AI/SI – Você falou em uma crise na Europa…

Acredito que essa história da Grécia é só o começo dela. Existem vários outros países em situação tão frágil quanto à da Grécia. Portugal, Inglaterra, Irlanda, Itália, Espanha. Acho que vamos ter calote, país europeu dando calote na dívida e, basicamente, vem uma segunda rodada da crise mundial. Quando isso acontecer vamos ver o dólar acima de R$ 2,00. Talvez, chegando perto de R$ 2,50 como aconteceu da primeira vez. Acho que o dólar não vai chegar aos R$ 2,50, exatamente porque não se tem uma alavancagem tão grande de empresas exportadoras fazendo operações cambiais que foi um grande problema nessa última rodada. Acredito que isso não vai acontecer. Mas vejo o dólar subindo bastante. Só que a contrapartida para exportador que achar que isso está ótimo é que o seu preço vai despencar. É será porque ele venderá menos e a preço mais baixo que o dólar vai subir. Hoje, está sobrando dólar aqui, o dólar cai. 

AI/SI – O presidente do Banco Central, Henrique Meirelles afirmou recentemente que o real não faz mais parte do grupo “vulnerável” de moedas, e sim do conjunto de países exportadores de commodities.

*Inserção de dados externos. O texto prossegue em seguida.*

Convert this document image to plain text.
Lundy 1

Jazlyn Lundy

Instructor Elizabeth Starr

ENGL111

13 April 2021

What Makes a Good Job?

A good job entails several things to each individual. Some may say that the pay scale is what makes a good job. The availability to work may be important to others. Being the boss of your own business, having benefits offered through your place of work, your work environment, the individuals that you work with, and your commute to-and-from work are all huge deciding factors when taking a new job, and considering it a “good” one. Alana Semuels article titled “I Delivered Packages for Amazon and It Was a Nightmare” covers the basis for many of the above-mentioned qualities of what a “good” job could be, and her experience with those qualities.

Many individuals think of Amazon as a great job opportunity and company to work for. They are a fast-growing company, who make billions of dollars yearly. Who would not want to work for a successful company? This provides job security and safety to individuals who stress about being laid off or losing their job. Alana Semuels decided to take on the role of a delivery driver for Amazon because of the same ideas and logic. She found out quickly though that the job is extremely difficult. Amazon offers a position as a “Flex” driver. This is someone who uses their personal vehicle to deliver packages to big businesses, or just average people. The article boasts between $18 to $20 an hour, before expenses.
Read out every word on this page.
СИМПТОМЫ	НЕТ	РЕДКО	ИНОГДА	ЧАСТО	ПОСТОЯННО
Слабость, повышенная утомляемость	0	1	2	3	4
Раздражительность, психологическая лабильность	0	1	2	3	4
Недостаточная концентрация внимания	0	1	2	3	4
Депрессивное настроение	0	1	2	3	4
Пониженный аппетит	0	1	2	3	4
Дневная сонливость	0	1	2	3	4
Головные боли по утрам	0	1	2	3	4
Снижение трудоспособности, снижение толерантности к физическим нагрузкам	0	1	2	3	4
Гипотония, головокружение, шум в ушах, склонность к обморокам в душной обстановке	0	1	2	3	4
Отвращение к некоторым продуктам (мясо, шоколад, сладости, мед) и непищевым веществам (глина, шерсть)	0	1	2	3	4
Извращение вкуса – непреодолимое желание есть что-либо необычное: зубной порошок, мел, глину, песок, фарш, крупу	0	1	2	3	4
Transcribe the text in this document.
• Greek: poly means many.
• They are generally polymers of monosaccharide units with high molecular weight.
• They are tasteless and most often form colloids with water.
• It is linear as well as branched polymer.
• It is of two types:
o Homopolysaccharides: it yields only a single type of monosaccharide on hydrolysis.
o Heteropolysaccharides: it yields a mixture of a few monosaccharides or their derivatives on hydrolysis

A valorização do real frente ao dólar ‘veio para ficar’?  

Amorim – Para mim no longo prazo vai. É preciso separar dois momentos. Os próximos seis a 12 meses, em que acredito que vem mais uma nova rodada da crise externa. E essa nova rodada da crise vai significar queda dos preços de commodities, alta do dólar e alta dos juros. Esse é o movimento de curto prazo que vejo acontecer, nos próximos seis a 12 meses. Para os próximos cinco anos, vejo exatamente o contrário disso. Se os emergentes se tornam cada vez mais importantes e os desenvolvidos cada vez mais frágeis, as moedas dos desenvolvidos vai valer cada vez menos. O dólar vai despencar. Acho que vai abaixo daquele um e meio que vimos em 2008. Talvez muito abaixo disso. E aí a contrapartida, o dólar vai cair, tudo que é importando fica mais barato no Brasil, a inflação cai e o juros também. O juro brasileiro ainda é muito alto para o padrão internacional. Então acho que temos que separar esses dois momentos, porque eles são exatamente opostos. Por que o dólar sobe quando tem crise? Porque o pessoal foge, da Europa, por exemplo. No caso, leva o dinheiro para os EUA, compra dólar e o dólar sobe. Esse é um momento de aversão a risco grande. Quando ocorre o contrário, a economia do mundo está boa, é o dólar que sofre. E, principalmente, num cenário em que os EUA estão perdendo importância, a China, Brasil, e todo o Bric ganhando importância.